Similarly, the presence of detectable CMV did not have a significant effect on the mean level of PD-1 expression by CD8+ T cells at ART initiation (β = 0.34; P = 0.08), but PD-1 expression declined more quickly in the presence of CMV (β = −0.11; P = 0.01). Participants with higher levels of peak HIV RNA displayed significantly lower levels of PD-1 expression in CD8+ T cells during ART (β = −0.22; P = 0.02). Participants with higher CD4/CD8 ratios were more likely to have lower expression of PD-1 on CD8+ T cells at ART initiation (β = −0.57; P < 0.01) but displayed significant increases in PD-1 during ART (β = 0.21; P < 0.01). Levels of EBV, early ART initiation, and age did not have a significant effect on PD-1 expression by CD8+ T cells (P = 0.32, P = 0.16, and P = 0.45, respectively). In the multivariate model, all the significant effects present in the individual models endured (Table 4).
(v) Treg (CD4+ Fox-P3+ CD25+). The frequency of the Treg cells was not significantly associated with the presence of detectable CMV (P = 0.12), EBV DNA (P = 0.28), or age (P = 0.34). Participants with higher levels of peak HIV RNA before ART exhibited lower mean levels of CD4+ Treg cells during ART (β = −0.23; P = 0.01), and those who presented with higher CD4/CD8 ratios had higher frequencies of Treg cells during ART (β = 0.39; P < 0.01).
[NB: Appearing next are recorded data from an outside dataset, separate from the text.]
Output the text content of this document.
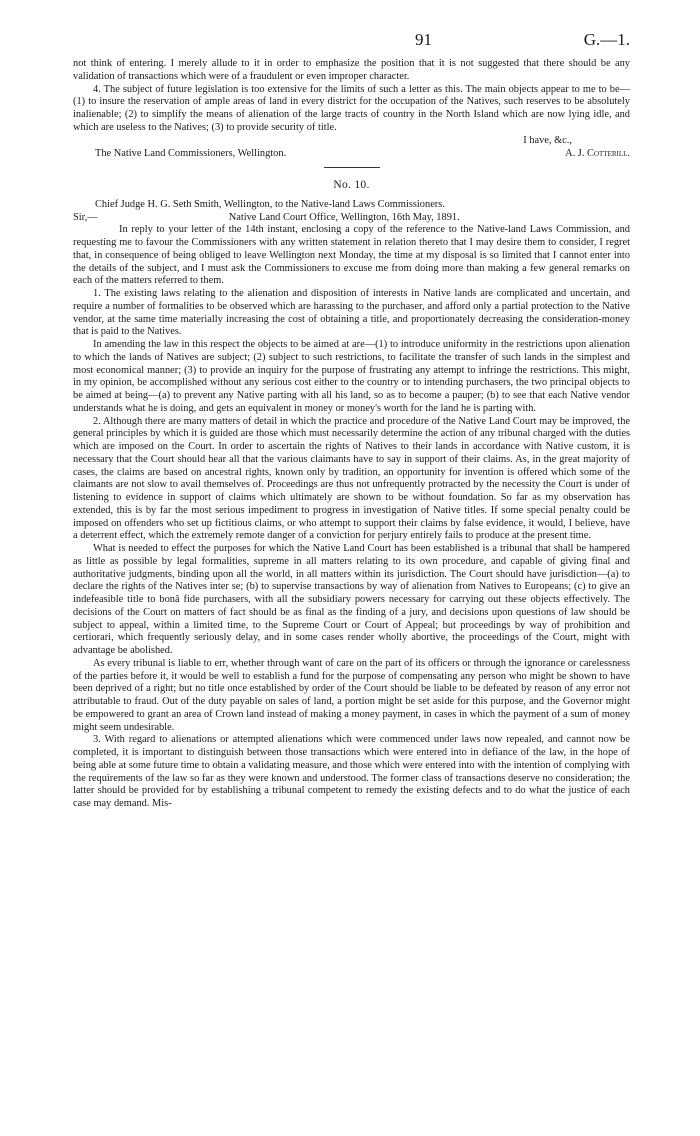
91	G.—1.

not think of entering. I merely allude to it in order to emphasize the position that it is not suggested that there should be any validation of transactions which were of a fraudulent or even improper character.

4. The subject of future legislation is too extensive for the limits of such a letter as this. The main objects appear to me to be—(1) to insure the reservation of ample areas of land in every district for the occupation of the Natives, such reserves to be absolutely inalienable; (2) to simplify the means of alienation of the large tracts of country in the North Island which are now lying idle, and which are useless to the Natives; (3) to provide security of title.

I have, &c.,

The Native Land Commissioners, Wellington.	A. J. Cotterill.
No. 10.

Chief Judge H. G. Seth Smith, Wellington, to the Native-land Laws Commissioners.

Sir,—	Native Land Court Office, Wellington, 16th May, 1891.

In reply to your letter of the 14th instant, enclosing a copy of the reference to the Native-land Laws Commission, and requesting me to favour the Commissioners with any written statement in relation thereto that I may desire them to consider, I regret that, in consequence of being obliged to leave Wellington next Monday, the time at my disposal is so limited that I cannot enter into the details of the subject, and I must ask the Commissioners to excuse me from doing more than making a few general remarks on each of the matters referred to them.

1. The existing laws relating to the alienation and disposition of interests in Native lands are complicated and uncertain, and require a number of formalities to be observed which are harassing to the purchaser, and afford only a partial protection to the Native vendor, at the same time materially increasing the cost of obtaining a title, and proportionately decreasing the consideration-money that is paid to the Natives.

In amending the law in this respect the objects to be aimed at are—(1) to introduce uniformity in the restrictions upon alienation to which the lands of Natives are subject; (2) subject to such restrictions, to facilitate the transfer of such lands in the simplest and most economical manner; (3) to provide an inquiry for the purpose of frustrating any attempt to infringe the restrictions. This might, in my opinion, be accomplished without any serious cost either to the country or to intending purchasers, the two principal objects to be aimed at being—(a) to prevent any Native parting with all his land, so as to become a pauper; (b) to see that each Native vendor understands what he is doing, and gets an equivalent in money or money's worth for the land he is parting with.

2. Although there are many matters of detail in which the practice and procedure of the Native Land Court may be improved, the general principles by which it is guided are those which must necessarily determine the action of any tribunal charged with the duties which are imposed on the Court. In order to ascertain the rights of Natives to their lands in accordance with Native custom, it is necessary that the Court should hear all that the various claimants have to say in support of their claims. As, in the great majority of cases, the claims are based on ancestral rights, known only by tradition, an opportunity for invention is offered which some of the claimants are not slow to avail themselves of. Proceedings are thus not unfrequently protracted by the necessity the Court is under of listening to evidence in support of claims which ultimately are shown to be without foundation. So far as my observation has extended, this is by far the most serious impediment to progress in investigation of Native titles. If some special penalty could be imposed on offenders who set up fictitious claims, or who attempt to support their claims by false evidence, it would, I believe, have a deterrent effect, which the extremely remote danger of a conviction for perjury entirely fails to produce at the present time.

What is needed to effect the purposes for which the Native Land Court has been established is a tribunal that shall be hampered as little as possible by legal formalities, supreme in all matters relating to its own procedure, and capable of giving final and authoritative judgments, binding upon all the world, in all matters within its jurisdiction. The Court should have jurisdiction—(a) to declare the rights of the Natives inter se; (b) to supervise transactions by way of alienation from Natives to Europeans; (c) to give an indefeasible title to bonâ fide purchasers, with all the subsidiary powers necessary for carrying out these objects effectively. The decisions of the Court on matters of fact should be as final as the finding of a jury, and decisions upon questions of law should be subject to appeal, within a limited time, to the Supreme Court or Court of Appeal; but proceedings by way of prohibition and certiorari, which frequently seriously delay, and in some cases render wholly abortive, the proceedings of the Court, might with advantage be abolished.

As every tribunal is liable to err, whether through want of care on the part of its officers or through the ignorance or carelessness of the parties before it, it would be well to establish a fund for the purpose of compensating any person who might be shown to have been deprived of a right; but no title once established by order of the Court should be liable to be defeated by reason of any error not attributable to fraud. Out of the duty payable on sales of land, a portion might be set aside for this purpose, and the Governor might be empowered to grant an area of Crown land instead of making a money payment, in cases in which the payment of a sum of money might seem undesirable.

3. With regard to alienations or attempted alienations which were commenced under laws now repealed, and cannot now be completed, it is important to distinguish between those transactions which were entered into in defiance of the law, in the hope of being able at some future time to obtain a validating measure, and those which were entered into with the intention of complying with the requirements of the law so far as they were known and understood. The former class of transactions deserve no consideration; the latter should be provided for by establishing a tribunal competent to remedy the existing defects and to do what the justice of each case may demand. Mis-
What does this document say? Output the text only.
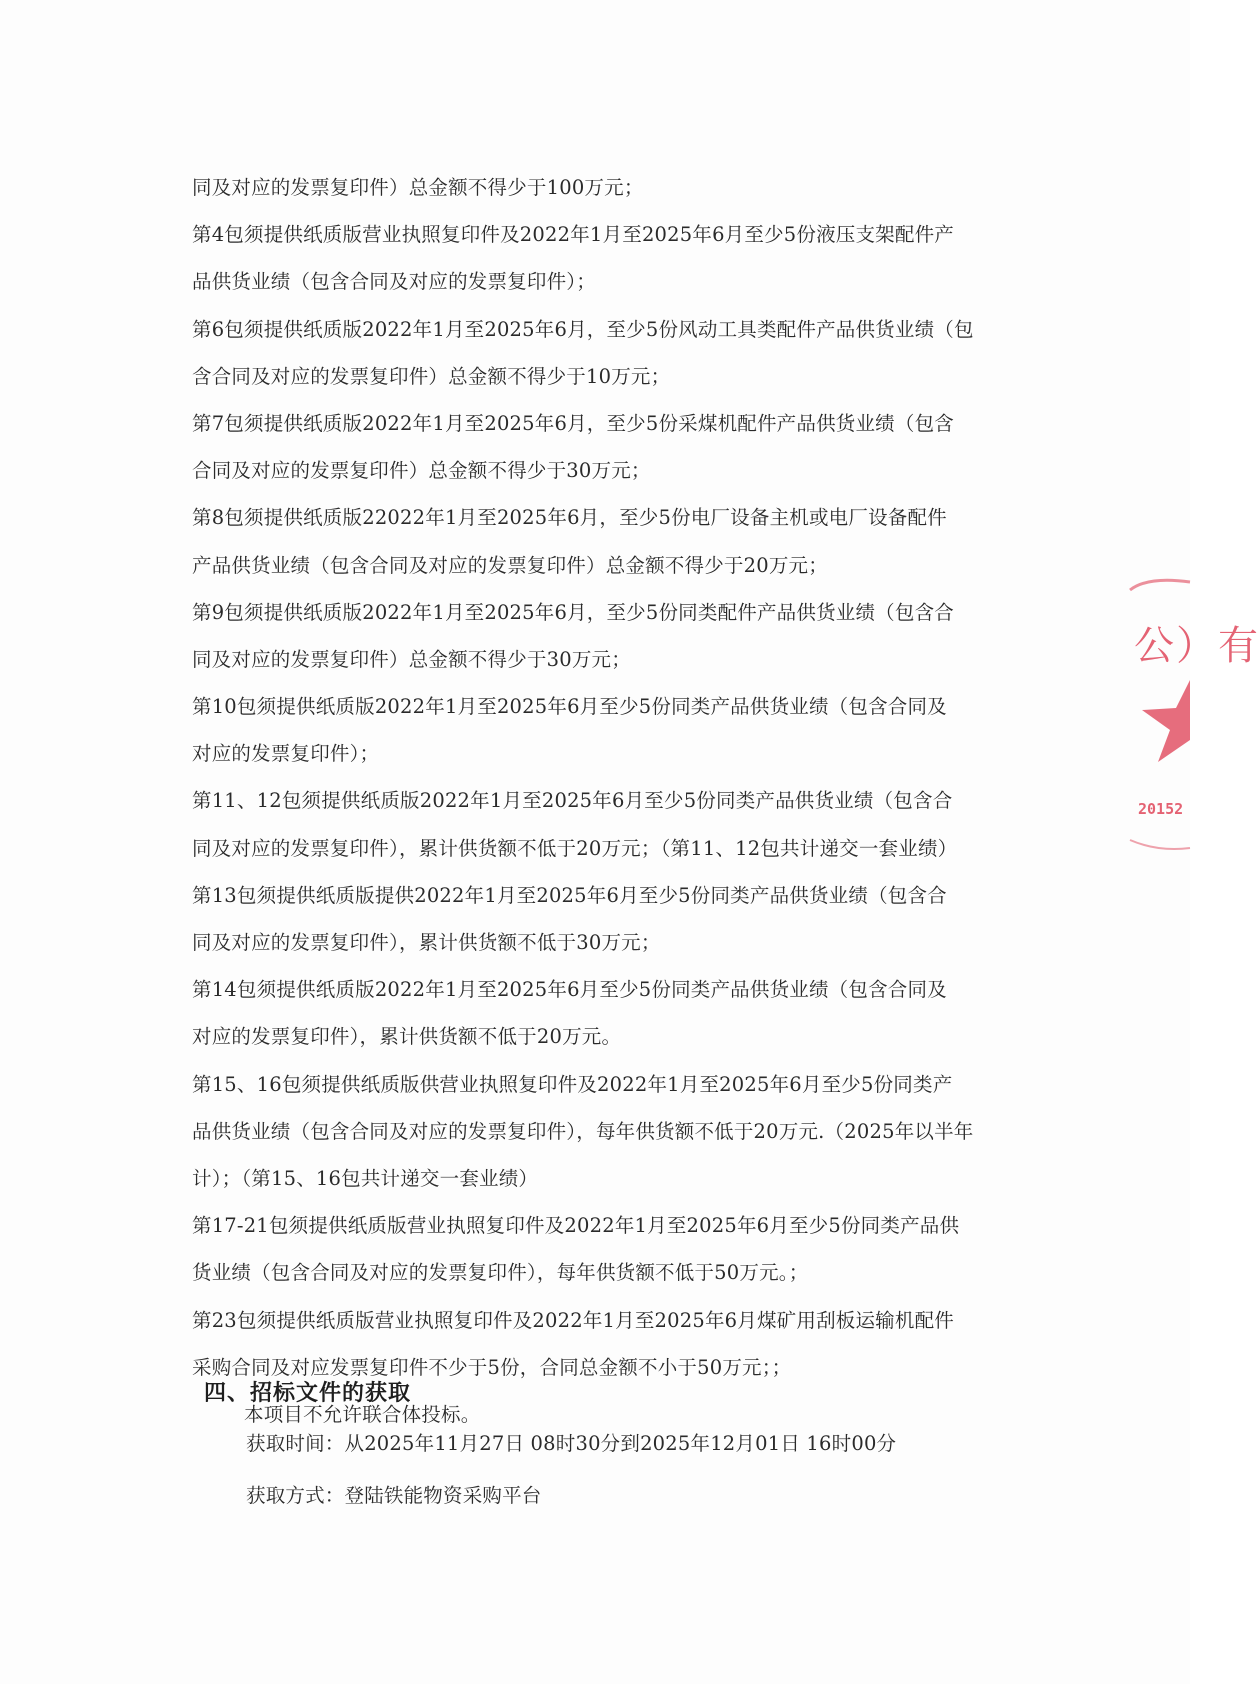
同及对应的发票复印件）总金额不得少于100万元；
第4包须提供纸质版营业执照复印件及2022年1月至2025年6月至少5份液压支架配件产
品供货业绩（包含合同及对应的发票复印件）；
第6包须提供纸质版2022年1月至2025年6月，至少5份风动工具类配件产品供货业绩（包
含合同及对应的发票复印件）总金额不得少于10万元；
第7包须提供纸质版2022年1月至2025年6月，至少5份采煤机配件产品供货业绩（包含
合同及对应的发票复印件）总金额不得少于30万元；
第8包须提供纸质版22022年1月至2025年6月，至少5份电厂设备主机或电厂设备配件
产品供货业绩（包含合同及对应的发票复印件）总金额不得少于20万元；
第9包须提供纸质版2022年1月至2025年6月，至少5份同类配件产品供货业绩（包含合
同及对应的发票复印件）总金额不得少于30万元；
第10包须提供纸质版2022年1月至2025年6月至少5份同类产品供货业绩（包含合同及
对应的发票复印件）；
第11、12包须提供纸质版2022年1月至2025年6月至少5份同类产品供货业绩（包含合
同及对应的发票复印件），累计供货额不低于20万元；（第11、12包共计递交一套业绩）
第13包须提供纸质版提供2022年1月至2025年6月至少5份同类产品供货业绩（包含合
同及对应的发票复印件），累计供货额不低于30万元；
第14包须提供纸质版2022年1月至2025年6月至少5份同类产品供货业绩（包含合同及
对应的发票复印件），累计供货额不低于20万元。
第15、16包须提供纸质版供营业执照复印件及2022年1月至2025年6月至少5份同类产
品供货业绩（包含合同及对应的发票复印件），每年供货额不低于20万元.（2025年以半年
计）；（第15、16包共计递交一套业绩）
第17-21包须提供纸质版营业执照复印件及2022年1月至2025年6月至少5份同类产品供
货业绩（包含合同及对应的发票复印件），每年供货额不低于50万元。；
第23包须提供纸质版营业执照复印件及2022年1月至2025年6月煤矿用刮板运输机配件
采购合同及对应发票复印件不少于5份，合同总金额不小于50万元；；
本项目不允许联合体投标。
四、招标文件的获取
获取时间：从2025年11月27日 08时30分到2025年12月01日 16时00分
获取方式：登陆铁能物资采购平台
公）有
20152
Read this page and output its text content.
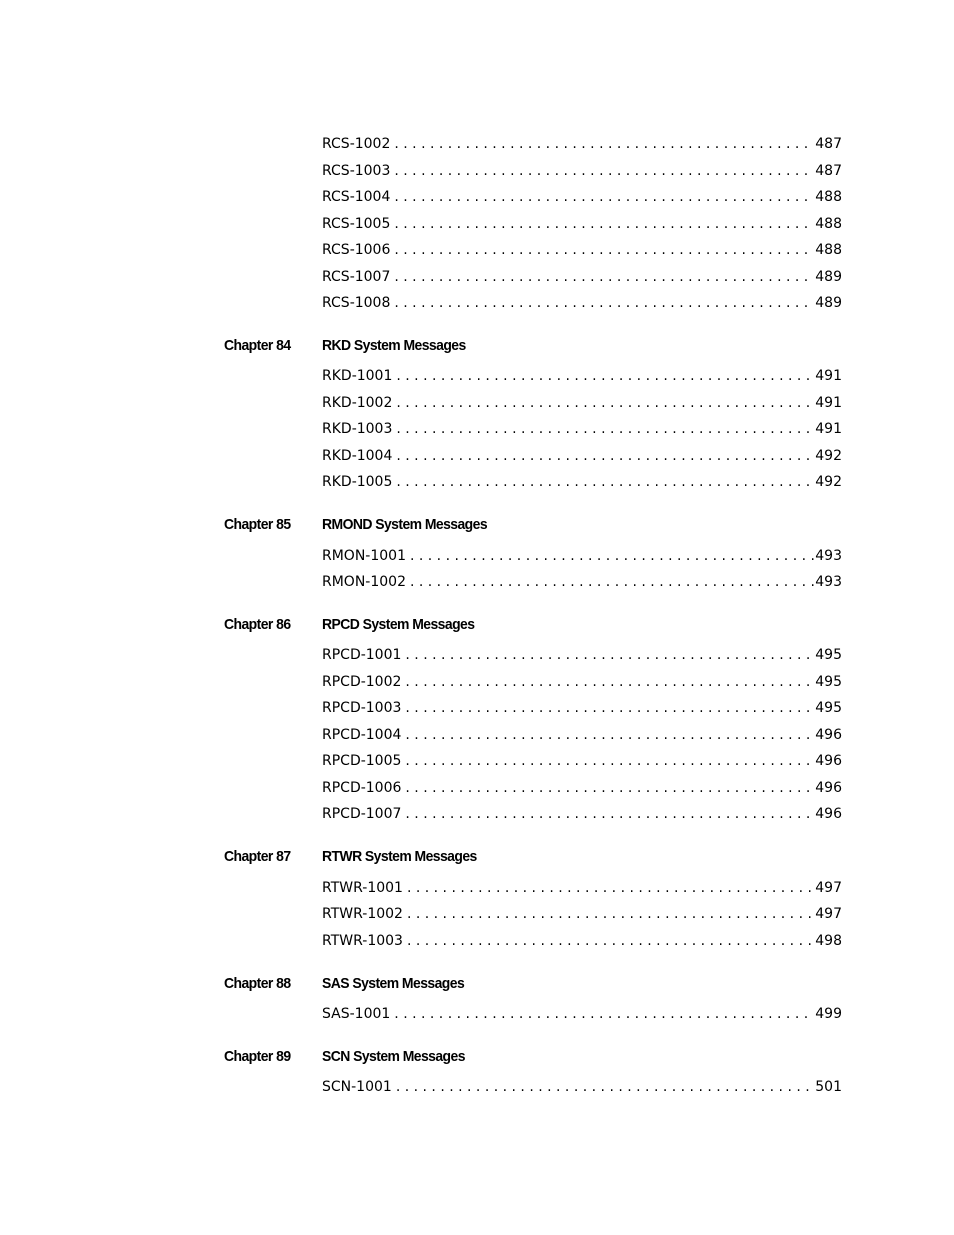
RCS-1002 . . .	487
RCS-1003 . . .	487
RCS-1004 . . .	488
RCS-1005 . . .	488
RCS-1006 . . .	488
RCS-1007 . . .	489
RCS-1008 . . .	489
Chapter 84 RKD System Messages
RKD-1001 . . .	491
RKD-1002 . . .	491
RKD-1003 . . .	491
RKD-1004 . . .	492
RKD-1005 . . .	492
Chapter 85 RMOND System Messages
RMON-1001 . . .	493
RMON-1002 . . .	493
Chapter 86 RPCD System Messages
RPCD-1001 . . .	495
RPCD-1002 . . .	495
RPCD-1003 . . .	495
RPCD-1004 . . .	496
RPCD-1005 . . .	496
RPCD-1006 . . .	496
RPCD-1007 . . .	496
Chapter 87 RTWR System Messages
RTWR-1001 . . .	497
RTWR-1002 . . .	497
RTWR-1003 . . .	498
Chapter 88 SAS System Messages
SAS-1001 . . .	499
Chapter 89 SCN System Messages
SCN-1001 . . .	501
The levels of Treg cells were found to be lower in participants with early ART initiation (P = 0.05). In the multivariate model, the effects of peak HIV RNA and CD4/CD8 ratio persisted (Table 3).
DISCUSSION
Several studies demonstrate links between reservoir size, chronic inflammation, and earlier onset of age-related diseases, despite long-term, successful viral suppression (reviewed in reference 23). Similarly, persistent replication by the chronic viral infection CMV, a herpesvirus, is associated with inflammation, age-related disease, and, in PLWH, larger HIV reservoirs (7, 22, 24, 25, 28).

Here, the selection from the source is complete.